We have introduced a simple procedure for meta-analyzing genetic association studies of rare and low-frequency variants. Our approach partitions the studies into distinct clusters according to the extent of similarity surrounding the locality of each genomic region, before combining the evidence from standard burden-based or region-based analysis of rare variants with the Fisher method. We show from our simulations that this additional step of partitioning increases the power to identify regions that contain variants that are genuinely associated with a phenotype, without elevating the false discovery rate. In addition, our method is robust to the presence of allelic heterogeneity across studies, especially when the pattern of allelic heterogeneity correlates with background genomic heterogeneity.

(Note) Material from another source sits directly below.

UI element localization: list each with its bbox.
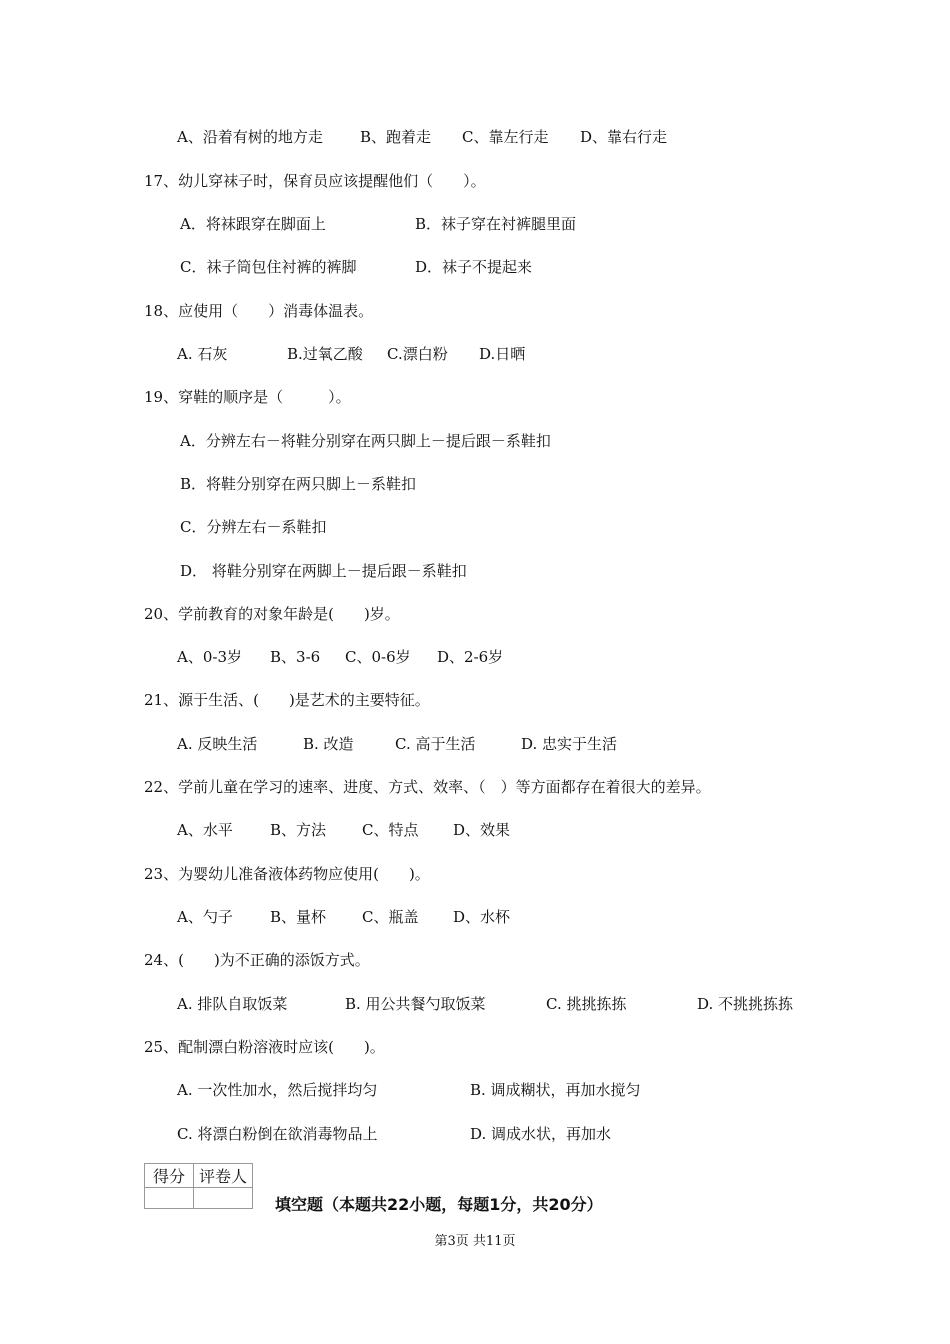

The intuition behind our method is straightforward: the meta-analysis of studies under the null hypothesis yields a measure of statistical evidence that is no different from a single study under the null hypothesis, but the conventional meta-analysis wastes valuable degrees of freedom in accounting for the multiple studies, whereas the meta-analysis of studies under the alternative hypothesis yields substantially stronger evidence against the null hypothesis, and clustering only such studies for a joint analysis avoids attenuating the evidence that can be brought about when studies under the null are included. In designing our method to cluster the studies, we have leveraged on the principle that rare and low-frequency functional variants have the tendency to segregate according to ancestry, and this appears to be a reasonable assumption in light of recent reports from whole-genome sequencing at the population level.18, 19 This is very much akin to the approach utilized in MANTRA that groups populations by FST.20

Our Apcluster approach provides a framework to perform the meta-analysis, although it relies on association evidence produced by methods such as SKAT or the burden test. The approach can naturally be applied to new methods for analyzing associations. The current setup assumes that study-level information such as the list of variants present within each study is available, in order to derive the extent of sharing between studies for every genomic locus to identify the partitions. In this manner, the partitionings obtained may differ according to the region under consideration and in principle provide a more informative manner to represent the localized genetic diversity between the population groups. Sharing study-level information is straightforward because no individual-level information is exchanged. However, this is not strictly necessary and prior information on the degree of relatedness between study groups can be incorporated to cluster the studies.

We emphasize that our method provides an additional scheme to discover phenotype associations, especially in light of the stringent criterion in defining genome-wide significance where including a few studies in a naive meta-analysis can attenuate the overall signal below the threshold of significance. Findings that emerge from this scheme need to be subject to the same scrutiny and need further validation just as regions that emerge from the conventional Fisher method or other more sophisticated approaches. The partitioning of the studies may guide the selection of the populations in which the replication experiment can be performed , as there may be natural population or ancestry clades that are carrying the association signals. At the very least, it can help to put in perspective the failure to reproduce a finding, if validation was carried out in populations that coincided with those studies in a cluster that yielded evidence in favor of the null hypothesis.